Quando de sua recente passagem pelo Rio, o sr. Boerma - o qual, dado seu
alto cargo naquele organismo internacional, dispõe presumivelmente do
mais completo conjunto de informações existente no mundo sobre a matéria
- afirmou, em entrevista coletiva à imprensa, que não haverá fome em
nosso planeta na década de 1980. Esclareceu ele que o fato de muitos
países estarem próximos de atingir o desenvolvimento agrícola, e o
incremento, em escala mundial, da qualidade das sementes - entre outras
causas - estão afastando a fome das regiões mais necessitadas.

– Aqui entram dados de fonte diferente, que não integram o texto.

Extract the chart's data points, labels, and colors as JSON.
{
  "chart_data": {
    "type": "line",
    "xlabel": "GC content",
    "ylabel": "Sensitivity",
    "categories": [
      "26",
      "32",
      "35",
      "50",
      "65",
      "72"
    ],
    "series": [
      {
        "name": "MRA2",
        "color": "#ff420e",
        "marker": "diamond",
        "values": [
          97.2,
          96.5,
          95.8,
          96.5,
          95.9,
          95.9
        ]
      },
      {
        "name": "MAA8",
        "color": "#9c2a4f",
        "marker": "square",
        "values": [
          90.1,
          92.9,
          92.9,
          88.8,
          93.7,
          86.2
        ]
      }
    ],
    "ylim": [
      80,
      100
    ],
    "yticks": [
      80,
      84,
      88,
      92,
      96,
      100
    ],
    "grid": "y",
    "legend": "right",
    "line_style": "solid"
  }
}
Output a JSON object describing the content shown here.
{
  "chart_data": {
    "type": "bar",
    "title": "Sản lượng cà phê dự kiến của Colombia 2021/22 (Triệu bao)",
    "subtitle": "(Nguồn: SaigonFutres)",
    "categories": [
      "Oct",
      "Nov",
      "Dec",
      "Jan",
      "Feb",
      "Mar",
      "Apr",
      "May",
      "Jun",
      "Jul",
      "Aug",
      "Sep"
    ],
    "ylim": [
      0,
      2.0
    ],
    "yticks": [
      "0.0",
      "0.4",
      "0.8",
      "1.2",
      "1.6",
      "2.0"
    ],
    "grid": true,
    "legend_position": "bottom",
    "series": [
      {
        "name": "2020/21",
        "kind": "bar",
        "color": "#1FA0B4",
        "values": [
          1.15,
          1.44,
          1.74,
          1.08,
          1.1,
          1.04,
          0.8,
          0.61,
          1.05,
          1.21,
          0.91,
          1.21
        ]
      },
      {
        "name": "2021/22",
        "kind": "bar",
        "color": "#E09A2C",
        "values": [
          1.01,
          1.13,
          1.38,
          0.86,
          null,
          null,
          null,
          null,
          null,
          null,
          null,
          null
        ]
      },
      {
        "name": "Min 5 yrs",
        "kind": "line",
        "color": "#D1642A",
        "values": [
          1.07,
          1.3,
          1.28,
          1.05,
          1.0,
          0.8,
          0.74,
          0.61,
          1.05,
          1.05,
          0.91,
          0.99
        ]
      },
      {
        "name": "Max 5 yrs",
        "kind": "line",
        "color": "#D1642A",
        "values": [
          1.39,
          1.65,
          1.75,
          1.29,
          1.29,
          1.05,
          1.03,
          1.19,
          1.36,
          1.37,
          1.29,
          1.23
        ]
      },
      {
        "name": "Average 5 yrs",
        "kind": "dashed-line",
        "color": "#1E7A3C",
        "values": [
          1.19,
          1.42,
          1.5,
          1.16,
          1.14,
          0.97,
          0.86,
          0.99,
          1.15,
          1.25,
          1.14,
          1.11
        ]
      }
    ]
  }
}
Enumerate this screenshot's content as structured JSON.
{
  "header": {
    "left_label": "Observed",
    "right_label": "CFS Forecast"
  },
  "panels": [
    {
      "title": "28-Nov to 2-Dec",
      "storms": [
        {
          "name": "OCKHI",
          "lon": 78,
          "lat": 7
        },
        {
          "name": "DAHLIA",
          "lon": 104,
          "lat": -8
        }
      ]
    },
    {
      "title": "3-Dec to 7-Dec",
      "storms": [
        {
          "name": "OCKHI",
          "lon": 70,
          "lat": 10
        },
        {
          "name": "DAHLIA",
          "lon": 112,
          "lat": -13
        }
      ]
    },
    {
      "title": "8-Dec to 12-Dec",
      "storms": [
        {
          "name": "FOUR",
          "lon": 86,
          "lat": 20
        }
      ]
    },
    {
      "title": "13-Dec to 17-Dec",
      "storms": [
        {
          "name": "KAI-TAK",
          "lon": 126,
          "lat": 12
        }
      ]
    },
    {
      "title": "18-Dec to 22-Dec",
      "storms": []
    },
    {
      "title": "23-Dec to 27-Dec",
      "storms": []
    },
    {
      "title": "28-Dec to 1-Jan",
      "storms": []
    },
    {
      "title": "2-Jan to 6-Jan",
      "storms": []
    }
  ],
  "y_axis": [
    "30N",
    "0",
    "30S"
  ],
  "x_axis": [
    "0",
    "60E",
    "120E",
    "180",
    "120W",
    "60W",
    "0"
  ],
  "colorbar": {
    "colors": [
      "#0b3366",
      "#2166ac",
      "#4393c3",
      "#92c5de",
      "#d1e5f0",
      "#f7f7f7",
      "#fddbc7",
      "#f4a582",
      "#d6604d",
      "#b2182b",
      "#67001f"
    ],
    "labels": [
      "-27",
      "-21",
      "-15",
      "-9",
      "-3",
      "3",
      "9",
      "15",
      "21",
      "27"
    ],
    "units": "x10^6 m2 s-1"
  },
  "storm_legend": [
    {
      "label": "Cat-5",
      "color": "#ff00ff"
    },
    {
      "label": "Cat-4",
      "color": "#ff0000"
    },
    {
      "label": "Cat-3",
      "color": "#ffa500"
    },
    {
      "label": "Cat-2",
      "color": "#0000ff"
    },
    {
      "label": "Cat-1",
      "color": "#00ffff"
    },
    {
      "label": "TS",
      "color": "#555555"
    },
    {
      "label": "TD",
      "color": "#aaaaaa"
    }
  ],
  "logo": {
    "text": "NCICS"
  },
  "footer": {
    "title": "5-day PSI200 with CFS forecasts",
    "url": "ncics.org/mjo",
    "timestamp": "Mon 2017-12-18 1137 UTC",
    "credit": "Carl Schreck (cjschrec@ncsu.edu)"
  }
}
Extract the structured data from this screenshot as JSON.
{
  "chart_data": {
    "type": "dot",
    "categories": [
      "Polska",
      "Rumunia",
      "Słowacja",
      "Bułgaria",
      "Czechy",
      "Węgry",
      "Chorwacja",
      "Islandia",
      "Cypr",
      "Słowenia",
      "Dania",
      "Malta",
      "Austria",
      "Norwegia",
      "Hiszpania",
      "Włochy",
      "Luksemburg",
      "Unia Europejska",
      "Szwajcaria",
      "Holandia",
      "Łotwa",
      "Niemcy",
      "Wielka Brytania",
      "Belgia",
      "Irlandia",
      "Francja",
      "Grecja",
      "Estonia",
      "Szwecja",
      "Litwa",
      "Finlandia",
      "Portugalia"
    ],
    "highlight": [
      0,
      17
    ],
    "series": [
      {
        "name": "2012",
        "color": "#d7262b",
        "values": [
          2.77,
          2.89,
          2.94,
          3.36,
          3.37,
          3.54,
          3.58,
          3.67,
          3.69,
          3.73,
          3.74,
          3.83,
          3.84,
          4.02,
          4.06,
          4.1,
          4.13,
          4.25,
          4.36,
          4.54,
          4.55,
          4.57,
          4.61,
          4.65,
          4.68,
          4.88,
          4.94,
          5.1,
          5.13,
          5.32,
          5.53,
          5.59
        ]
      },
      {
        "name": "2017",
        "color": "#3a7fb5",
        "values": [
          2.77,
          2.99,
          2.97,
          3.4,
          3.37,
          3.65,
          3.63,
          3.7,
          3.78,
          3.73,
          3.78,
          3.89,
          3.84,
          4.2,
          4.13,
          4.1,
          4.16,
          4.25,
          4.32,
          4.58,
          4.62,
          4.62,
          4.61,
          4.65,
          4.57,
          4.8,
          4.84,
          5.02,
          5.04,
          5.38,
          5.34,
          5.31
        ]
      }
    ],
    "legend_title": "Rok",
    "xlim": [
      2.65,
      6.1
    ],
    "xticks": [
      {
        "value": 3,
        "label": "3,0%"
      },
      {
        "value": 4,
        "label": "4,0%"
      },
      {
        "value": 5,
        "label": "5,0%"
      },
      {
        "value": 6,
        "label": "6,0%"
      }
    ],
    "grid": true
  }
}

Mencionou
ele o exemplo típico do Paquistão e das Filipinas, que antes importavam
alimentos e se encontram agora a ponto de exportar cereais. Assim,
conclui o sr. Boerma, é para a abastança, e não para a miséria, que o
mundo caminha.
Não
sou especialista nesta matéria, porém não tenho dificuldade em aceitar
as afirmações do diretor-geral da FAO. Tanto mais quanto os argumentos
sobre os quais assenta sua previsão se circunscrevem ao mero terreno
agrícola. E paralelamente, nos vêm, de outro setor, informações
igualmente auspiciosas. Conhecedores profundos das riquezas submarinas
vêm afirmando, ultimamente, haver nos Oceanos recursos alimentícios
incalculáveis, que as técnicas modernas podem por, perfeitamente, à
disposição dos homens. Foi, se não me engano, o chanceler Magalhães
Pinto que - baseado em informes científicos - declarou à imprensa, há
não muito tempo, serem as riquezas contidas nos mares ainda mais amplas
para abastecer o homem, do que as proporcionadas pela terra. Como se
sabe, a técnica moderna está capacitada para extrair, desde logo, e em
larga medida, tais riquezas.
Se
realço estes aspectos alvissareiros de nossa conturbada realidade, não é
apenas para distender o leitor. É também para pôr em embaraço os
demagogos de todo naipe.
Quando a Encíclica "Humanae Vitae" condenou o uso da pílula
anticoncepcional, asseverou-se que a Igreja concorria assim para que
ficasse superpovoado o planeta já a caminho da miséria. Como sustentar
agora esse prognóstico sombrio?
De
outro lado, os argumentos mais sonoros dos incorrigíveis paladinos da
demolição da propriedade privada se baseiam em uma suposta indigência,
na qual o mundo se iria atolando mais e mais. No que ficam, à vista
destes dados, os seus prenúncios morbidamente trágicos?
Não
penso abalar com isto os demagogos. Em todos os tempos foram eles
infensos ao dado concreto, ao fato real, à investigação séria. Seu mundo
é o do vazio e da quimera.
Mas,
pelo menos, dou aos leitores alguns argumentos para os reduzir ao
mutismo.
E que
boa obra é emudecer um demagogo!
* * *
Uma
grande revolução está em vias de se dar na Grã-Bretanha. A Câmara dos
Comuns aprovou recentemente um projeto de lei "alargando" os casos em
que se concede o divórcio. Se tal projeto for aprovado, o divórcio
também será dado por consentimento mútuo, depois de dois anos da
separação dos cônjuges.
Em
outros termos, isto eqüivale quase ao amor livre adotado na Rússia e em
outros países comunistas. No regime do amor livre, é verdade, não se
exige para o divórcio o consentimento dos dois cônjuges; basta o
requerimento de um deles. Porém, nada é mais fácil ao cônjuge
descontente do que forçar o outro a concordar com o divórcio: basta
brutalizá-lo. A futura lei inglesa é, pois, um incentivo à crueldade.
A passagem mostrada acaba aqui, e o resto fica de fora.